ʿAbd al-Laṭīf, as both an observer of current events—of history in the raw—and as a historian, knows that time flows in different ways: sometimes deep and slow, sometimes in cataracts. Like the fourth/tenth-century poet, al-Mutanabbī (and for that matter the fourteenth/twentieth-century traveler Dean Moriarty, of Kerouacʼs On the Road), ʿAbd al-Laṭīf can say, “I have come to know all about time.”53
But something else holds it all together, and that is ʿAbd al-Laṭīfʼs sweeping gaze, which pans from al-tharā to al-thurayyā—to use the proverbial Arabic poles of reference—from the earth to the Pleiades, from dust to stardust; or, to use two of his own extremes, from the fug and dung of chicken factories to the highest esthetics of pharaonic sculpture.

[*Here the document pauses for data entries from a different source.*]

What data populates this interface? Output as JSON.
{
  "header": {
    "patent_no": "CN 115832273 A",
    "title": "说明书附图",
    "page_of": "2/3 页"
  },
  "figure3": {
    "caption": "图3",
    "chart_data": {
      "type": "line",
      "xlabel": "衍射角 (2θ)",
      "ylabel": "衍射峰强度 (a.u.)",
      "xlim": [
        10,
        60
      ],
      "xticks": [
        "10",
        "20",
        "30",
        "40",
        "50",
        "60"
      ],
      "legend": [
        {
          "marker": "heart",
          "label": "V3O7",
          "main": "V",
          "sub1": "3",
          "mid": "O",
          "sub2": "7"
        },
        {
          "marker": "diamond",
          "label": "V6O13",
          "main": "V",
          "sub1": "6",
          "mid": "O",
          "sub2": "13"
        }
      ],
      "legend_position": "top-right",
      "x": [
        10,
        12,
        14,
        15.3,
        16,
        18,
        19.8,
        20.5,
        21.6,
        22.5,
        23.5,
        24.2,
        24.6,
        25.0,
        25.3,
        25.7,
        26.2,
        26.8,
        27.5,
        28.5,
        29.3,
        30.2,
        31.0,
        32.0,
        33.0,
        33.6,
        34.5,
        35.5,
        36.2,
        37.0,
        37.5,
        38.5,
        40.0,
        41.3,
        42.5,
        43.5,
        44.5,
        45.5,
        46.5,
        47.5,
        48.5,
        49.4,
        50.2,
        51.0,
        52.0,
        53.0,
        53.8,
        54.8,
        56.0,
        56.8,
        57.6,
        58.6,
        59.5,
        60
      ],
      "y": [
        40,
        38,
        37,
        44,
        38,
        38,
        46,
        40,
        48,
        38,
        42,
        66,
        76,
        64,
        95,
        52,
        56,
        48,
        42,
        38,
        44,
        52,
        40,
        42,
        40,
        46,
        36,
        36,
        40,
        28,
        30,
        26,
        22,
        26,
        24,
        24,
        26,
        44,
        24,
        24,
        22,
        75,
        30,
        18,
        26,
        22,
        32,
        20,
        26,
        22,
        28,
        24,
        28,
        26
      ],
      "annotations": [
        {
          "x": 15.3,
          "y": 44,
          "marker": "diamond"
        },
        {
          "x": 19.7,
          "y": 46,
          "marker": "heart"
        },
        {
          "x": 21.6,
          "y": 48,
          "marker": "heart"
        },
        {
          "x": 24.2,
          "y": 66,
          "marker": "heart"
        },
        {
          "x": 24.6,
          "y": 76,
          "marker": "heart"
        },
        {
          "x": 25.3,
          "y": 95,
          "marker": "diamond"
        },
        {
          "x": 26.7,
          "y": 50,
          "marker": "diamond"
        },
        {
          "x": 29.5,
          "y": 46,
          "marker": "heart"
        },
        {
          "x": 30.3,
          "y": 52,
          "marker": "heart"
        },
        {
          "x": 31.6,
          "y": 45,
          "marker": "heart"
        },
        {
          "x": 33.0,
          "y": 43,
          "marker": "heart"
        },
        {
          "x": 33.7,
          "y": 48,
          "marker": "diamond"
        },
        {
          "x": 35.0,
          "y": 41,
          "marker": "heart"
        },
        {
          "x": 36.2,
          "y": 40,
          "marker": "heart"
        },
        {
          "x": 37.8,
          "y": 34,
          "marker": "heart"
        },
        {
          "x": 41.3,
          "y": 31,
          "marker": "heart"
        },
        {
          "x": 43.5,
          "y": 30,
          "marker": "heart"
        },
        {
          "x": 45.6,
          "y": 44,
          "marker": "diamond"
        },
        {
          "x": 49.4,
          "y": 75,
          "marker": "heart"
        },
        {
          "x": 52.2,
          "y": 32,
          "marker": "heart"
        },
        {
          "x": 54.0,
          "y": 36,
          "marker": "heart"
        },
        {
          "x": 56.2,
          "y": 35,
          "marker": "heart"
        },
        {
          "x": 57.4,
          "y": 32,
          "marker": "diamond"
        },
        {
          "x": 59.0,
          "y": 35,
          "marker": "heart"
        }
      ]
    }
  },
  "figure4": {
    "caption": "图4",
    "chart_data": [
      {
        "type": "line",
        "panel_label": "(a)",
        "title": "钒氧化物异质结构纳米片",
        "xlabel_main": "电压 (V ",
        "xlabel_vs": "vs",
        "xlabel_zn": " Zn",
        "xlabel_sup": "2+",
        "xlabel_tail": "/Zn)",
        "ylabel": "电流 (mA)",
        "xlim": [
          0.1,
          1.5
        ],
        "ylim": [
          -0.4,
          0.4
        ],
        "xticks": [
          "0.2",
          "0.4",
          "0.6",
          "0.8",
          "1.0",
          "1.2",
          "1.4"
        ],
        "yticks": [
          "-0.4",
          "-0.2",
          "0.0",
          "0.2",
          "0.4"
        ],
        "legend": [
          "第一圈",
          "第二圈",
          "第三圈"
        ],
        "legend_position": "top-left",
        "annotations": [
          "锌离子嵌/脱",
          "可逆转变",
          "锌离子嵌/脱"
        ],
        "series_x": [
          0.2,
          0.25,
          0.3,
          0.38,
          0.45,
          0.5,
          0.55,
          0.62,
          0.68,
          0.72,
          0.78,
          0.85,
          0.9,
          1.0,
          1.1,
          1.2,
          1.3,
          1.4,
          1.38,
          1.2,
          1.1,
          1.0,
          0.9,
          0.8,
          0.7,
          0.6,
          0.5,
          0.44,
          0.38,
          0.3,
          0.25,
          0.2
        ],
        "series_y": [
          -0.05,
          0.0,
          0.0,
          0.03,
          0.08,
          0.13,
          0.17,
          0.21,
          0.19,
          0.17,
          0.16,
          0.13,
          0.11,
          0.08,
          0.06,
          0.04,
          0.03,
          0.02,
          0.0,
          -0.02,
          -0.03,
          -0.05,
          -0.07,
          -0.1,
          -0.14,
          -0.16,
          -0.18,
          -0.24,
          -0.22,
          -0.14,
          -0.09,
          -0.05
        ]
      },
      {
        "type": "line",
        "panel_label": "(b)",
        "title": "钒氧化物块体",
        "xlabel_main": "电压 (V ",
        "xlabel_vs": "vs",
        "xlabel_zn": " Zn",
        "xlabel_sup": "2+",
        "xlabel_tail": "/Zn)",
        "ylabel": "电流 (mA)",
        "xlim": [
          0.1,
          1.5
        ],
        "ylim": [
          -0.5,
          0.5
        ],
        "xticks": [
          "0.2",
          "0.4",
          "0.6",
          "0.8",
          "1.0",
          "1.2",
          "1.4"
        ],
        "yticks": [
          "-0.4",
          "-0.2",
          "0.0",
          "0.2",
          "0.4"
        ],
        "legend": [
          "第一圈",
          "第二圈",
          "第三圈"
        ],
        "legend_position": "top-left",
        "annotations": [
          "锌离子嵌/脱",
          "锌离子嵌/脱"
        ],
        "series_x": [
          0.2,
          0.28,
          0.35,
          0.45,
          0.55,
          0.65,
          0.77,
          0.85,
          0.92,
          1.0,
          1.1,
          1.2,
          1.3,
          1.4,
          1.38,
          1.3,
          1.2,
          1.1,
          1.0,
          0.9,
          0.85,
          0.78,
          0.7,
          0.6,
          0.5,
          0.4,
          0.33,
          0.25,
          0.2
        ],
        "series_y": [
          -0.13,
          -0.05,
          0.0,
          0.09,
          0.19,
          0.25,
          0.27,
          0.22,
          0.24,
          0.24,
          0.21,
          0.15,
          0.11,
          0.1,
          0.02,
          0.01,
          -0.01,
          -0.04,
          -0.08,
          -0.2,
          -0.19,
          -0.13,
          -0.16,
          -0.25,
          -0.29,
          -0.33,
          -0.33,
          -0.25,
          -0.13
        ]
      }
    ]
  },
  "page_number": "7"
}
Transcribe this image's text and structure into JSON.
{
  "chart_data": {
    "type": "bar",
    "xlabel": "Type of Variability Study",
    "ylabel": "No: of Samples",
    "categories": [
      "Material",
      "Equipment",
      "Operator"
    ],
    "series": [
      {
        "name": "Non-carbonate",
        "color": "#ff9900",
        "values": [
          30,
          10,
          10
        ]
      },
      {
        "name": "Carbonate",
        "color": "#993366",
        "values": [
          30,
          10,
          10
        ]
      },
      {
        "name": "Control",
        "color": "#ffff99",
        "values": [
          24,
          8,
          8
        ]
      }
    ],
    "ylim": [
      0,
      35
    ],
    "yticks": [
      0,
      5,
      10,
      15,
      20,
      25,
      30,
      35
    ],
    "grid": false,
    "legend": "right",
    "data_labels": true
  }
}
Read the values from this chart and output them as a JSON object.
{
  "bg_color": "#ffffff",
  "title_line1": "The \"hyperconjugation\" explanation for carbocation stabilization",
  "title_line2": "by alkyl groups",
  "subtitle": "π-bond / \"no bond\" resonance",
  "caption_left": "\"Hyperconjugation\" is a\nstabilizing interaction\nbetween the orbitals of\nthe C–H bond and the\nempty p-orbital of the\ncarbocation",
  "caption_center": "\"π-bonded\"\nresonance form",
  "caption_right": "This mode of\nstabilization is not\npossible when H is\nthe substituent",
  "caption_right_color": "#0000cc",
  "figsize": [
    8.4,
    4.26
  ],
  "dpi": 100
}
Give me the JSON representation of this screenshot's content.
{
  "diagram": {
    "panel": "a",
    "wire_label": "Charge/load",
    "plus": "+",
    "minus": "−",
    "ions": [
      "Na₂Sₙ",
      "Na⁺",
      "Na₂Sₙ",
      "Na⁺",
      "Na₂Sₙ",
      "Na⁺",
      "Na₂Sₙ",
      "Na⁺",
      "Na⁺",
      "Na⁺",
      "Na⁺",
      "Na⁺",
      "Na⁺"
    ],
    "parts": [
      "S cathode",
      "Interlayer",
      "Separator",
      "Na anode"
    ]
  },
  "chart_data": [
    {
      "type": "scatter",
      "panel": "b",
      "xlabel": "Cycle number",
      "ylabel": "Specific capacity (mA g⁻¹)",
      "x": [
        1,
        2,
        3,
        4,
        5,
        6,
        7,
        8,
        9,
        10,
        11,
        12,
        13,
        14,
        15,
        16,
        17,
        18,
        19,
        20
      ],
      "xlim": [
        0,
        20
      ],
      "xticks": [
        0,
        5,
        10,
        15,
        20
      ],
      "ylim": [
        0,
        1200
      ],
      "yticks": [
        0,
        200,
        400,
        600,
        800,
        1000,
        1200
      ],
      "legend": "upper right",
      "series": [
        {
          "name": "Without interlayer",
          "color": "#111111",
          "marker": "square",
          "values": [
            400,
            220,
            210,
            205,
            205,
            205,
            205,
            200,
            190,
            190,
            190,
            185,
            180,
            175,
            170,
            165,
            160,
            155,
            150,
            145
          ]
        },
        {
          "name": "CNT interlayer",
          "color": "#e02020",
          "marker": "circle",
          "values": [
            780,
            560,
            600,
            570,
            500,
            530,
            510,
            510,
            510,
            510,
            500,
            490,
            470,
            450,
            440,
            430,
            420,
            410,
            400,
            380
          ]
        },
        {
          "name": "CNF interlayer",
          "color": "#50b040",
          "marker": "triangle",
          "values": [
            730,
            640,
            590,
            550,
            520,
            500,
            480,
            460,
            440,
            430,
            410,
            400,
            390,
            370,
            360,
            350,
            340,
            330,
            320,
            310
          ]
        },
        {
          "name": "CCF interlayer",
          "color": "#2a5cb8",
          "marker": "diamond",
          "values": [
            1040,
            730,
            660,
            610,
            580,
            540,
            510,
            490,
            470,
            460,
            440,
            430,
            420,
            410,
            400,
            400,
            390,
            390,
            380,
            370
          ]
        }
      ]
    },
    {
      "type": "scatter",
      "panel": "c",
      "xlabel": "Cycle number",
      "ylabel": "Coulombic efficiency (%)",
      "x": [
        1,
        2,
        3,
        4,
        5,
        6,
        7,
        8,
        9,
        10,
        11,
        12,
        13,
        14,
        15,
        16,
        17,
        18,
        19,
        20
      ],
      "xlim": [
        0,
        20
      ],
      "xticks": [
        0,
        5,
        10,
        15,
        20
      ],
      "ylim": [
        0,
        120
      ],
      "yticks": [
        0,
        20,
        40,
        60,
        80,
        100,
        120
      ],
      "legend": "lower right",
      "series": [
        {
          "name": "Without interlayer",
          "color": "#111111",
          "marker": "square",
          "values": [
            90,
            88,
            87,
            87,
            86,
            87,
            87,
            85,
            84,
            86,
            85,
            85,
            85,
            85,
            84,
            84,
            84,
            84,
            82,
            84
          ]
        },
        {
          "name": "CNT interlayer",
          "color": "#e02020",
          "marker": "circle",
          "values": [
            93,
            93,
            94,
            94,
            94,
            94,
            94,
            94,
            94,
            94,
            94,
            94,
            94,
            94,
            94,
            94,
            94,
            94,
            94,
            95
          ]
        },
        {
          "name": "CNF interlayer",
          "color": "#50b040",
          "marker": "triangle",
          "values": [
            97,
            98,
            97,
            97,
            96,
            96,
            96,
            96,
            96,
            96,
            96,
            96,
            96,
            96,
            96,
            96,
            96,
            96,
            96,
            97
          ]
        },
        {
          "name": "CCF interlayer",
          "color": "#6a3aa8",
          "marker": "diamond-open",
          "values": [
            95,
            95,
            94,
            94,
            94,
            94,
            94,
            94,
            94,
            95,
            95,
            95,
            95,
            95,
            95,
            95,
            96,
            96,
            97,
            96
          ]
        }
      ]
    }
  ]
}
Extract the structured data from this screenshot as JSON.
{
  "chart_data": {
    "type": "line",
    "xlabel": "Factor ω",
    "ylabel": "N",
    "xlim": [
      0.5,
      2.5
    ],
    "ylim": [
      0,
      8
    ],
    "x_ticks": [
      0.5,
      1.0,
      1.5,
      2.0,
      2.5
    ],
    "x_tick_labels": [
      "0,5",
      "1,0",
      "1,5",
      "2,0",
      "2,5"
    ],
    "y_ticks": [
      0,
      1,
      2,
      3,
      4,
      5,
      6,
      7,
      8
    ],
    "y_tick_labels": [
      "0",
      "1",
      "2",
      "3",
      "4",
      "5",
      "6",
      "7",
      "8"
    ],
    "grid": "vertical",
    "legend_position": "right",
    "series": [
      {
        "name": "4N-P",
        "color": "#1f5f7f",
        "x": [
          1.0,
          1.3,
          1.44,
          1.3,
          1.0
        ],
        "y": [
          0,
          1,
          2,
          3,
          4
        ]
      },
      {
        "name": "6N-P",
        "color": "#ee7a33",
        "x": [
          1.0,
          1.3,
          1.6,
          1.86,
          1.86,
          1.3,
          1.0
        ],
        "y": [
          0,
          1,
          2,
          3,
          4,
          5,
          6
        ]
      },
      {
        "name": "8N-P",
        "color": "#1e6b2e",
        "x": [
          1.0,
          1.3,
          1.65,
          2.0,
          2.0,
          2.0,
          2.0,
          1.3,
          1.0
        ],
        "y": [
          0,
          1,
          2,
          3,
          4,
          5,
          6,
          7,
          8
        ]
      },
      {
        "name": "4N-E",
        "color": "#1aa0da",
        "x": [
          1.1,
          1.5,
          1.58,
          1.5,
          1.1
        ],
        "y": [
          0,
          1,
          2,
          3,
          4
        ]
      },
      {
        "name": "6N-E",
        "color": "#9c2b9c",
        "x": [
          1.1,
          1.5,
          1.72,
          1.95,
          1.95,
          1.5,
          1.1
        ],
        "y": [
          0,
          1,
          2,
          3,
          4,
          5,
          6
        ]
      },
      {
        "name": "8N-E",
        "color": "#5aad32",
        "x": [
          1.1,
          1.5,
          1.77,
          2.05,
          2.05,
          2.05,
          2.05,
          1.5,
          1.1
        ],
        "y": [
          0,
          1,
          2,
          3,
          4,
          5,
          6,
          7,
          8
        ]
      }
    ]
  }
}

The panoptic view swings, as ever, between his own two poles of reference: Aristotle, for whom nothing in creation is too “ignoble” to be contemplated and analyzed (§1.4.50), and God, “Whose unity is affirmed in [His creationʼs] plurality” (§1.4.53).
That last phrase is what gives order to ʿAbd al-Laṭīfʼs apparent eclecticism: by looking at the many, we might catch a glimpse of the One. The looking, like the writing, is an act of faith.